Moreover, the chapter on lesson plans outperformed suggestions from other books and readings in the structure and organization of the lesson presentations. The lesson plans are clearer, more organized, and more integrative of the four skills and this integration is clearly demonstrated. For example, in the text “From reader to a reading teacher”, chapter 5, the lesson plans did not have sufficient explanations and had some ambiguous terms that might be hard for readers to understand such as “SWBATs”. However, provided hands on application of the lessons, and specific directions that the teacher could directly implement in her classroom. Classroom 5c, intermediate (Kelly) and advanced (Sasha) language proficiency in “From reader to a reading teacher” book, (p. 116) is an authentic example that could be imitated easily.
Overall Reaction to Reading
The overall context of Brown’s book is able to contend with the current needs of teachers coming from all backgrounds and addressing the needs of learning of students from all over the globe. With diversity becoming a common element in most classrooms today, the suggestions of Brown on how to handle general issues of language barrier, especially in teaching language subjects, will help so much in determining the real worth of comprehensive and efficient teaching. The utilization of anecdotal examples makes his writing and suggestions much easier to realize and apply in actual learning setups. Not seeing the teachers as superficial beings who are expected to accomplish everything, Brown is able to create visual indications on how good culture of teaching could be developed without necessary being perfect.

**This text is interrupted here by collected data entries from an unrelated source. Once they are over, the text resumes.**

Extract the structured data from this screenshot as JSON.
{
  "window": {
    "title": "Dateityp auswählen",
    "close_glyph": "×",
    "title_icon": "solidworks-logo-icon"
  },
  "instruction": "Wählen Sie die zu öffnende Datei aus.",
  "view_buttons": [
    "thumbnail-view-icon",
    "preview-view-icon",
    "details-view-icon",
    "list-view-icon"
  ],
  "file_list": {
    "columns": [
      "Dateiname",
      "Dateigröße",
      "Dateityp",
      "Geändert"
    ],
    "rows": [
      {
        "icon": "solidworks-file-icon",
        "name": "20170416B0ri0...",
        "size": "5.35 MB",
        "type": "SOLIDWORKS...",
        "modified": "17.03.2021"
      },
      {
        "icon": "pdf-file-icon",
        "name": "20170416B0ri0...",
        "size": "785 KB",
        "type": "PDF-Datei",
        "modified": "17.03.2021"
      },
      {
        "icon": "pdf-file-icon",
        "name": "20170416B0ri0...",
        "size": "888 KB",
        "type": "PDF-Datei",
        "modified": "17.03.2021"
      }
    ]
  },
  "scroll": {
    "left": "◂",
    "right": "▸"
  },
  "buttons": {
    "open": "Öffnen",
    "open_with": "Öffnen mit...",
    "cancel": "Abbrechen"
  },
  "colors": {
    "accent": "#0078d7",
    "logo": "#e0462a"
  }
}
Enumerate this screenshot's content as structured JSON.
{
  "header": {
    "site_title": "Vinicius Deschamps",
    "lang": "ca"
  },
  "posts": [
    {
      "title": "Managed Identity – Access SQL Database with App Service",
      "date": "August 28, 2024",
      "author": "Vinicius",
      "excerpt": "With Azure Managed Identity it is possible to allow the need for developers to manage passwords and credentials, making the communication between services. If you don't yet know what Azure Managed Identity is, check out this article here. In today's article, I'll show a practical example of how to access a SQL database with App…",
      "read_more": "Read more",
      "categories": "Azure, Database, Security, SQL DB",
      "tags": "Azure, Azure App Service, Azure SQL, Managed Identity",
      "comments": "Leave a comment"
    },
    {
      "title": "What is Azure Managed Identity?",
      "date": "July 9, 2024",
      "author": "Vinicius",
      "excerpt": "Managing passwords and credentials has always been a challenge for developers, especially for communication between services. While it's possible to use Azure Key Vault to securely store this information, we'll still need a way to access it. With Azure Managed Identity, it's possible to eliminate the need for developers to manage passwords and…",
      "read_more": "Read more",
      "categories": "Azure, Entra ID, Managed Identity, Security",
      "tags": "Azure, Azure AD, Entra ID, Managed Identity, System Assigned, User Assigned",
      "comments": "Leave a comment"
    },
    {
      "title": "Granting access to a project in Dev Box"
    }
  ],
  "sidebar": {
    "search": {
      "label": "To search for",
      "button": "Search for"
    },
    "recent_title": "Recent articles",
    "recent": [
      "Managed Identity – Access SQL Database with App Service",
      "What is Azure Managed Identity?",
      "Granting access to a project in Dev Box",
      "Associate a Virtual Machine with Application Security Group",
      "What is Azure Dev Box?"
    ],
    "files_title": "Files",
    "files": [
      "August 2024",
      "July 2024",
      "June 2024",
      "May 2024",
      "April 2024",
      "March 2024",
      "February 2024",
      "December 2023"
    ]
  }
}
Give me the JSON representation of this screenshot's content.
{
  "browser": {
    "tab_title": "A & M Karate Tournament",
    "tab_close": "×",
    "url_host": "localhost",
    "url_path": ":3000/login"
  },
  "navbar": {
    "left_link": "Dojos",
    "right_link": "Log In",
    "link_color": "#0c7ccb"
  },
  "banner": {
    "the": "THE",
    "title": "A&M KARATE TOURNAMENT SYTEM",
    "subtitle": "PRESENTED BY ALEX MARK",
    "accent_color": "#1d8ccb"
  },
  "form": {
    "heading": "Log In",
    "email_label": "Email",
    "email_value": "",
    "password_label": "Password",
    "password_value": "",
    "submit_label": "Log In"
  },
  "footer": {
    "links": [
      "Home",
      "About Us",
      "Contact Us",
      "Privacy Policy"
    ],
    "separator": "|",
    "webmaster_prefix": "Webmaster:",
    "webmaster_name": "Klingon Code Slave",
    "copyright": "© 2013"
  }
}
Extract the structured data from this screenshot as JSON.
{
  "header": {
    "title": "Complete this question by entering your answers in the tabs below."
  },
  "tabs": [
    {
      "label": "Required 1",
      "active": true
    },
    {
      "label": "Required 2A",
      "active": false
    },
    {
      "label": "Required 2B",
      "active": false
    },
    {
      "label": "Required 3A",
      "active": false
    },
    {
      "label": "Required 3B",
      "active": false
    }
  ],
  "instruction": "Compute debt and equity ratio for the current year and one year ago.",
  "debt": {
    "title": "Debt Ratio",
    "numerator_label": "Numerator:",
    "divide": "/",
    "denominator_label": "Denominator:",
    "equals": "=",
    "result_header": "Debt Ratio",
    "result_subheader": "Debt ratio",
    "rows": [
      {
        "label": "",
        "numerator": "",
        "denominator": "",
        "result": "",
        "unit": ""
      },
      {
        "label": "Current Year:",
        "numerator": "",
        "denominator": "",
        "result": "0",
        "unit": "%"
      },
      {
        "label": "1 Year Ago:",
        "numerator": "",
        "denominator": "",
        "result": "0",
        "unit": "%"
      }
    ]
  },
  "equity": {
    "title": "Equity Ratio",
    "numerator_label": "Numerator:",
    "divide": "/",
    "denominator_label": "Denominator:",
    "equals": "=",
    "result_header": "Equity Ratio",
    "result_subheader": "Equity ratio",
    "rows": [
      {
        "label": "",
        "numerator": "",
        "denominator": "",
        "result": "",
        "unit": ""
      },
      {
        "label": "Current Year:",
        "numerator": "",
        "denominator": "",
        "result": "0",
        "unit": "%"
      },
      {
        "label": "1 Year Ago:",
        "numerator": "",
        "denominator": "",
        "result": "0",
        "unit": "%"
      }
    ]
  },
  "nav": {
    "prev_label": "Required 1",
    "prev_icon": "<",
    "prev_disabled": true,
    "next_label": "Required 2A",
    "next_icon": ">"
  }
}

The suggestions he has given are practical enough for any teacher to take into account. With the aim of providing their students the best kind of learning process that they deserve, both novice and veteran teachers could benefit well from this reading. Times are changing and so are students; the nature by which they are taught accounts so much as to how they might be able to accept and apply what they have learned from class. In relation to this consideration, Brown’s approach towards indicating possible solutions to such issues would help well in making teachers more competent in their position as instructors, mentors and examples for their students’ success.
Aebersold, JA and Field, ML. From Reader to Reading Teacher: Issues and Strategies for Second Language Classrooms. Cambridge Language Education: Cambridge University Press.
Brown, H. D. Teaching by Principles: An Interactive Approach to Language Pedagogy. Regents/Prentice Hall.